Судья Хоженская зачитала вердикт. Бала слушал, напряженно выпрямившись. И вот наконец слово, не допускающее двоякого истолкования: «Виновен».
Серая бетонная тюрьма во Вроцлаве — реликт коммунистической эпохи. В узкую щель я сунул пропуск для посетителей, и равнодушный голос велел мне пройти к главному входу. Распахнулись высокие ворота, и, щурясь от солнечного света, вышел вооруженный охранник. Он жестом пригласил меня пройти, и ворота тут же наглухо захлопнулись у меня за спиной. Меня обыскали и провели через ряд каких-то темных помещений в маленькую комнатку для свиданий. Несколько шатких столов и стульев — вот и все.
Условия содержания в польских тюрьмах остаются еще довольно скверными. Заключенных слишком много, в одну камеру набивается до семи человек. В 2004 году заключенные вроцлавской тюрьмы провели трехдневную голодовку, протестуя против тесноты, плохого питания и отсутствия медицинского обеспечения. Еще одна проблема тюрем — это насилие. Всего за несколько дней до моего приезда, как мне сообщили, заключенный убил посетителя.

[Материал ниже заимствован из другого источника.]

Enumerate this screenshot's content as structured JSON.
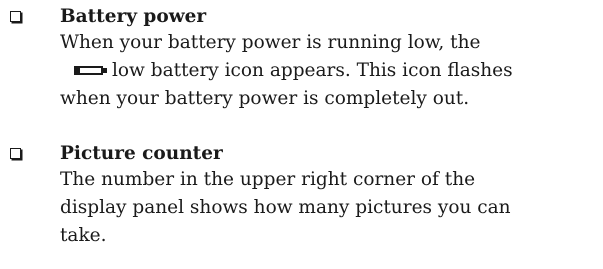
{
  "items": [
    {
      "checkbox_icon": "checkbox-icon",
      "heading": "Battery power",
      "line1": "When your battery power is running low, the",
      "line2_icon": "low-battery-icon",
      "line2_text": "low battery icon appears. This icon flashes",
      "line3": "when your battery power is completely out."
    },
    {
      "checkbox_icon": "checkbox-icon",
      "heading": "Picture counter",
      "line1": "The number in the upper right corner of the",
      "line2": "display panel shows how many pictures you can",
      "line3": "take."
    }
  ]
}
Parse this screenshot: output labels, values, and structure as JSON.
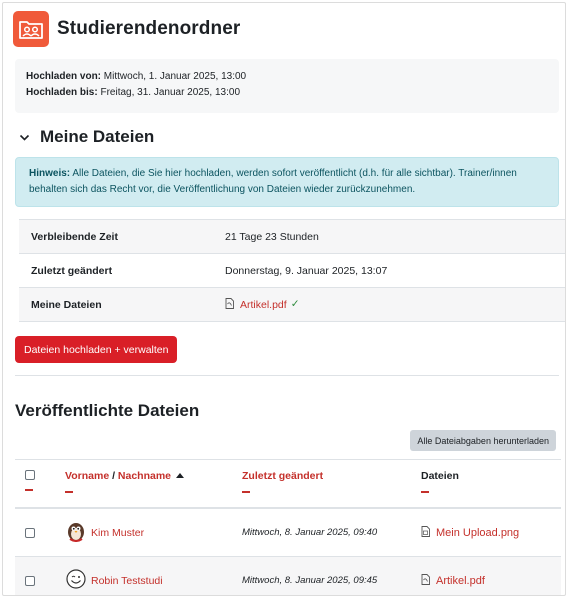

В углу приемной дожидался худощавый красивый молодой человек в очках с проволочной оправой и в голубой блузе, какие носят художники, поверх футболки с надписью «Университет Висконсина». В руках молодой человек держал книгу. Он до того походил на странствующего американского студента, что я с трудом признал в нем Кристиана Балу.
— Рад, что вы смогли заехать, — сказал он, пожимая мне руку и провожая к столику. — Это все какой-то фарс, абсурд в духе Кафки. — По-английски он говорил свободно, однако с сильным акцентом, вместо «с» выговаривал «з».
Он уселся, близко наклонился ко мне через стол, и я увидел, как ввалились его щеки, отметил темные круги под глазами. Кудрявые волосы были так растрепаны, словно он все время ерошил их.
— Меня приговорили к двадцати пяти годам тюрьмы за книгу! За книгу! — восклицал он. — Нелепость! Дерьмо собачье! Простите за грубость, но как это еще назвать? Понимаете, я написал роман, безумный, дикий роман. Вульгарный? Да, вульгарный. Непристойный? Да. Порнографический? Пусть так. Оскорбительный для кого-то? Да, да, да! К этому я и стремился. Это роман-провокация. — Кристиан приостановился, мысленно подыскивая пример, и продолжал: — Я пишу, что Христу было легче вылезти на свет из женской утробы, чем мне… — Он спохватился и быстро поправился: — Чем рассказчику трахнуть ее. Конечно, я хотел,чтобы книга вызывала возмущение, — продолжал он. — Со мной случилось то же, что с Салманом Рушди.